Главное в женщине — обувь и голова. На платье может не хватить денег, но улыбка и прическа — в ваших руках.
«Мадам Брежнева, если вам нужна моя консультация, позвоните» — сказал я Брежневой, когда увидел сидящую рядом с ней непонятную по форме и выразительности женщину, вызвавшую на моем лице испуг.

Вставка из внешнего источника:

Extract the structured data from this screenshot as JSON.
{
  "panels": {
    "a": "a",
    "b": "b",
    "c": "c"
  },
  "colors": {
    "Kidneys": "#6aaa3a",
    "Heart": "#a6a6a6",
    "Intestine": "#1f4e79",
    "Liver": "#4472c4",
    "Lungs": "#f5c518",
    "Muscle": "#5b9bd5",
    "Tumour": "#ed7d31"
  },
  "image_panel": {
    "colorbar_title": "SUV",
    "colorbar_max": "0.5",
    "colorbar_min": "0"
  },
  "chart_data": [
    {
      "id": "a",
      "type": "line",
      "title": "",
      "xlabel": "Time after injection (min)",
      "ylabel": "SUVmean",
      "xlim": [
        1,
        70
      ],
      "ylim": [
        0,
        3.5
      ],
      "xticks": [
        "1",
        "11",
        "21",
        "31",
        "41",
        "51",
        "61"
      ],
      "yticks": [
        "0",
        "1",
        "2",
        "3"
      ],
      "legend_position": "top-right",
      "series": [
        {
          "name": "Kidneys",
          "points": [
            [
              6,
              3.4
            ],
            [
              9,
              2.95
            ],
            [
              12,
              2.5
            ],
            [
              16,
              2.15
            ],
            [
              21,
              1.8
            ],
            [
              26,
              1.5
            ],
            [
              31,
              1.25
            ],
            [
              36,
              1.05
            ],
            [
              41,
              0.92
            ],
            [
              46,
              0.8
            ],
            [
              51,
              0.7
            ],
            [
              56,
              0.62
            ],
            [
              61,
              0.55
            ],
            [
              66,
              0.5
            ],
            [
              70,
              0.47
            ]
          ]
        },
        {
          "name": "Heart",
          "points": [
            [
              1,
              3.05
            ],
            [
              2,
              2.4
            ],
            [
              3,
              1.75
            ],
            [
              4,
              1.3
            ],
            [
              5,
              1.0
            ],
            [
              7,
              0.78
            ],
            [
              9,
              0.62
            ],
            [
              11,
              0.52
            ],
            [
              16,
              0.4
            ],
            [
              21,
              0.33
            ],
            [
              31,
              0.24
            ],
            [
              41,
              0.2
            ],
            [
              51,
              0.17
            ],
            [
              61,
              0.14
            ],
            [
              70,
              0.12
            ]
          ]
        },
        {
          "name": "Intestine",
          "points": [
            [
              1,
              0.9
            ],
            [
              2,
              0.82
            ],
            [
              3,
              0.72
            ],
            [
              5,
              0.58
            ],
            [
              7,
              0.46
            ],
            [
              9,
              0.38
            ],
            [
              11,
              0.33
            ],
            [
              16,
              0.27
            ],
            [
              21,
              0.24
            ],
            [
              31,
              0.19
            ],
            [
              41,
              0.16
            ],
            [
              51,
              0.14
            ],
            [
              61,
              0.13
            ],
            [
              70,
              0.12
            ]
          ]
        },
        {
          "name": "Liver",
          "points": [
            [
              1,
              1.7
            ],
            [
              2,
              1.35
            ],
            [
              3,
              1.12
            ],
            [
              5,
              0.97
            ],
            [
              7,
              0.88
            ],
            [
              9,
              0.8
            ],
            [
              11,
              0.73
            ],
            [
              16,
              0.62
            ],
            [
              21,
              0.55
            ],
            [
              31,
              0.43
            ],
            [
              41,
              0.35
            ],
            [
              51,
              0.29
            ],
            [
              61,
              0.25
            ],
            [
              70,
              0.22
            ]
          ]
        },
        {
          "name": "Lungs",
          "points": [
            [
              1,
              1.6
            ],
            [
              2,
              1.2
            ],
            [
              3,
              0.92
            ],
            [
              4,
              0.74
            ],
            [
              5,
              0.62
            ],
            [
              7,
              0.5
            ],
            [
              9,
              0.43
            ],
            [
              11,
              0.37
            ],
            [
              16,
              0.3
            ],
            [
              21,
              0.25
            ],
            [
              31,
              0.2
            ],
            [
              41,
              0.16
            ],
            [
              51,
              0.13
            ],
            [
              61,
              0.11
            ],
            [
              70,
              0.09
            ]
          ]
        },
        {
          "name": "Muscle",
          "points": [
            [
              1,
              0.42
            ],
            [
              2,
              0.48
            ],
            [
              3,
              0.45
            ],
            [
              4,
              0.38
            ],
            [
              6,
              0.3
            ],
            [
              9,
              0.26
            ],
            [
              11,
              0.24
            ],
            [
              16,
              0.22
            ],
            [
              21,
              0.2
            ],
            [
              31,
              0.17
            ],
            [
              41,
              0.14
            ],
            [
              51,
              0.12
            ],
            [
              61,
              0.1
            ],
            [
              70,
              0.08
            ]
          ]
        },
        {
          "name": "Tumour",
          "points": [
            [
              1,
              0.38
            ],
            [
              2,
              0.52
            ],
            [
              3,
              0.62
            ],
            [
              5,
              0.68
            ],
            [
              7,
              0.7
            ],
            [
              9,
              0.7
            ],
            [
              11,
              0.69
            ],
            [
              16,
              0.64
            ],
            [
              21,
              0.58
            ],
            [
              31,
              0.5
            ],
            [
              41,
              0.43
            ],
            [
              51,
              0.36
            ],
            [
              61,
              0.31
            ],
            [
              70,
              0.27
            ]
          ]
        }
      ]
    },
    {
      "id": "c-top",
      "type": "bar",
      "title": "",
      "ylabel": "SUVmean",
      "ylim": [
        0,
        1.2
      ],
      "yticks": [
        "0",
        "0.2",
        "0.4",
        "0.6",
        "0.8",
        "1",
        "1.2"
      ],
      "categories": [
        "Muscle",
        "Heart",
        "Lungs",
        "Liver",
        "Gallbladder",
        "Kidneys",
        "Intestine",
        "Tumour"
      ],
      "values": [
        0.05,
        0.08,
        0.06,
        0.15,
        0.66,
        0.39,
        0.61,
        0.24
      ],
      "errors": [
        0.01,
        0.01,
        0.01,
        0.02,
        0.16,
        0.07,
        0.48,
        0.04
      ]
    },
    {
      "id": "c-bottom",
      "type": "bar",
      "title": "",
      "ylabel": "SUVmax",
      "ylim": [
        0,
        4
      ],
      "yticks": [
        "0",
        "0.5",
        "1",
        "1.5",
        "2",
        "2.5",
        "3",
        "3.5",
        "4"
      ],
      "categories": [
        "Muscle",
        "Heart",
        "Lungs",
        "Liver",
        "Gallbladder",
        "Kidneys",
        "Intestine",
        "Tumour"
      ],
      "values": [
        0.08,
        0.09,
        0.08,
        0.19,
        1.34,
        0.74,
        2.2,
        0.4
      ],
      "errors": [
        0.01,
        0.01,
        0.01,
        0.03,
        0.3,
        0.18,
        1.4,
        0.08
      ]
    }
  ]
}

Российская мода никому не нужна. Мы как были в полном одиночестве, так и остались. Раньше было ощущение, что можно работать с промышленностью. Сейчас вообще катастрофа. Рынок весь заполнен фирменными шмотками — не осталось места для русских художников. Потенциал огромный, но нет производства. Нет поддержки. Я бы с удовольствием взял заказ — ко мне масса фирм приходит. Но я могу пошить им только образцы. Потому что фабрики нет такой, в которой я был бы уверен, что она сделает хорошо. У нас нет культуры производства.
В 1960-е я думал, что мода 2000-х окажется поразительной. Люди получат так много информации, будет такой огромный театр на улице. А вышло — опять помойка. Одинаковые мужчины, женщины — рваные, стертые. Ощущение, как будто они давно не мылись.
Я русский художник, я хочу быть полезным русским людям. Понимаете? Это очень печально, действительно. Сейчас все крупнейшие марки — в России, не нужно ездить в Европу, единственное — разница в цене большая, у нас все в три раза дороже продается.
Я нашел формулу: гармония — это содержание и форма в соответствии с эстетическими и моральными критериями времени и общества, в которых мы живем.
Самое сокровенное желание — успеть реализовать свой потенциал, оставить после себя не просто добрый след, а целую школу, которая могла бы развивать мое творчество дальше. Россия очень богата этими талантами, но не умеет ими пользоваться — это очень печально.
Мода — для дураков, для умных — стиль.
Я каждый день благодарю Бога за то, что он позволяет мне реализовывать себя каждый день.
Жить интересно! Я не понимаю людей, которые не умеют жить. Не понимаю, как можно ничего не делать?